Кладбище и в самом деле удивительное! Представь себе на площади в четверть гектара сто сорок одну могилу, где лежат или стоят человеческие останки (оленеостровские вертикальные захоронения не имеют аналогов в мире), на глубине в полтора локтя под землей – порой по два-три тела в одном погребении. Кроме черепов и человеческих костей в ямах нашли также ножи и топоры из сланца, наконечники стрел и дротиков из кремня, гарпуны из оленьего рога, кинжалы из кости лося, медвежьи клыки, бобровые резцы и скульптуры из рога: человеческие фигурки, морды лосей, фаллические тотемы и гадюк. Ямы были засыпаны рыжей охрой так обильно, что кости покраснели. Охра – символ огня, без которого на Севере не обойдешься ни по эту, ни по ту сторону могилы.
Ведь тропа северного охотника не заканчивается с его смертью здесь – она переходит, словно лента Мёбиуса, туда.
Ученые по сей день спорят и насчет датировки кладбища, и по поводу происхождении народа, оставившего в нем свои кости. Мне наиболее убедительным представляется тезис о мезолите, аргументируемый отсутствием в раскопках керамики. В таком случае перед нами древнейший человеческий след на этих территориях, каких-нибудь шесть-пять тысяч лет до нашей эры (наскальные рисунки на Бесовом Носе относятся к неолиту). Но откуда взялись хозяева этих черепов и костей – неясно. Одни утверждают, что прикочевали сюда с востока вслед за оленями, другие – что с Балтики. Раскопки не дали также ответа на вопрос, где они жили – прежде, чем умерли. Никакие поселения на Южном Оленьем острове открыты не были. Возможно, они населяли Клименецкий остров? Может, Заонежье?

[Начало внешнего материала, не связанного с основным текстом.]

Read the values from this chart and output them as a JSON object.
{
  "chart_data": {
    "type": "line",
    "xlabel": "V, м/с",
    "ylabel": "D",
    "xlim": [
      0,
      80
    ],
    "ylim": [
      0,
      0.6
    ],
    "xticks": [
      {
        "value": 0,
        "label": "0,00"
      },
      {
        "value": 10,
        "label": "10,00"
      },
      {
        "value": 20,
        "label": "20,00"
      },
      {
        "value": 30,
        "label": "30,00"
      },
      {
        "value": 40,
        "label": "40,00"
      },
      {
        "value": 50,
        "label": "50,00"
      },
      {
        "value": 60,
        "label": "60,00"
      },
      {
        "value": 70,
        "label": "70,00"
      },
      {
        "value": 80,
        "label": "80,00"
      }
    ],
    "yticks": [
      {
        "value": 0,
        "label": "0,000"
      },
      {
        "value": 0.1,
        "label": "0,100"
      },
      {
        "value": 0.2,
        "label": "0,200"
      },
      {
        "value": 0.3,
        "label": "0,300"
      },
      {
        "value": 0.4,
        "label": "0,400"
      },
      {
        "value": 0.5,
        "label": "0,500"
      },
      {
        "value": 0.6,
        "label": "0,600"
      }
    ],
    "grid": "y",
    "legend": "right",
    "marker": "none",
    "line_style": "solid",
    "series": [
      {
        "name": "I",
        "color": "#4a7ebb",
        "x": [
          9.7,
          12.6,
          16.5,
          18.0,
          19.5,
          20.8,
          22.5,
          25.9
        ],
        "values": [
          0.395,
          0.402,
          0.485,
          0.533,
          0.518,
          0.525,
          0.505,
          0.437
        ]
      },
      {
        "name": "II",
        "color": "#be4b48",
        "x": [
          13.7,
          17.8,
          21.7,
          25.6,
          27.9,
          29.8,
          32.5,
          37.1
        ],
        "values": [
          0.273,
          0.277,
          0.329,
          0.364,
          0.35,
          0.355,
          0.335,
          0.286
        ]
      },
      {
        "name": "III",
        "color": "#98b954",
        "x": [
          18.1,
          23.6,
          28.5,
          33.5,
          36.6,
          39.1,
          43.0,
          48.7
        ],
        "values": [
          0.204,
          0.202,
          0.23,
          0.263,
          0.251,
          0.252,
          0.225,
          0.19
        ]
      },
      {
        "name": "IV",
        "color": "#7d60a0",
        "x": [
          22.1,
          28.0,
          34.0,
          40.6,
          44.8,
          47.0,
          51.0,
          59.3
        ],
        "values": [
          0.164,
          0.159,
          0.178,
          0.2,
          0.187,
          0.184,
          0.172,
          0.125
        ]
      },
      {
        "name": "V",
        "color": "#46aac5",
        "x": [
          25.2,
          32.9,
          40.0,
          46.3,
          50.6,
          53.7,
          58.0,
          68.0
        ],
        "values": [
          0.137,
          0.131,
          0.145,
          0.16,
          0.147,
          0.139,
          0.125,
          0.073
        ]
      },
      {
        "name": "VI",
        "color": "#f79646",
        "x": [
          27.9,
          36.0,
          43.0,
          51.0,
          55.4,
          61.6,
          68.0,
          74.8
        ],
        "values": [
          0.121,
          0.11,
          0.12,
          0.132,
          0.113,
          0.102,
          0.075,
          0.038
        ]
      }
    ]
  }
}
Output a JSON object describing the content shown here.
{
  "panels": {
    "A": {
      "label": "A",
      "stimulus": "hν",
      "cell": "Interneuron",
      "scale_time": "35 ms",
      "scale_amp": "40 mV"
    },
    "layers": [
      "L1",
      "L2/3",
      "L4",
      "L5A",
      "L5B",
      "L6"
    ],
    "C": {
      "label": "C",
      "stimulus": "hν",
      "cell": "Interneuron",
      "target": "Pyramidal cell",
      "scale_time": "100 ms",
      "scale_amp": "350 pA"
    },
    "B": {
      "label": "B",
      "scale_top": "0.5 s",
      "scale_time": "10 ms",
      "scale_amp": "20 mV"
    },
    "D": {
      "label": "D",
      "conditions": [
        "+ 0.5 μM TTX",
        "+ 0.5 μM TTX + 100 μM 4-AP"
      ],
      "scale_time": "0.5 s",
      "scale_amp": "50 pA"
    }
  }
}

Как они жили? Хм… Данных об этом немного. Можно сделать определенные выводы только на основе предметов, найденных в могилах, а также выстроить кое-какие гипотезы путем аналогии с жизнью северных племен, известных этнографии. Землю они не обрабатывали, впрочем, земля здесь – не дай бог: скала, лишайники да мох. И оленей не разводили, потому что с оленями нужно кочевать, а, судя по кладбищу, они сидели на месте. Мужчины главным образом занимались охотой (только наконечников для стрел найдено в могилах восемь видов) и рыболовством, женщины собирали яйца, ягоды, грибы, коренья и травы. Ритм жизни оленеостровцев диктовался временами года: прилетами и линькой птиц, нерестом рыб, миграцией оленей. Они знали привычки лосей, пути куниц и расположение медвежьих берлог, знали, куда зверь идет на водопой и где переправляется через реку – там ставили ловушки, копали ямы, растягивали сети. Самым голодным периодом были декабрь, январь и февраль. В марте наст в лесу становился таким прочным, что человеческий вес выдерживал, а под лосем проламывался – преследовать зверя было легче. В апреле прилетали водоплавающие птицы. В мае рыба подходила к берегу для нереста. Наступало лето, богатое белком и витаминами. Затем сытная осень, пора возвращения птиц и оленей (время делать запасы), и вновь зима – сезон пушных. Неудивительно, что охотники мезолита почитали зверей – их мясом они питались, в их шкуры одевались и выкладывали ими землянки, а из костей делали орудия, амулеты и украшения.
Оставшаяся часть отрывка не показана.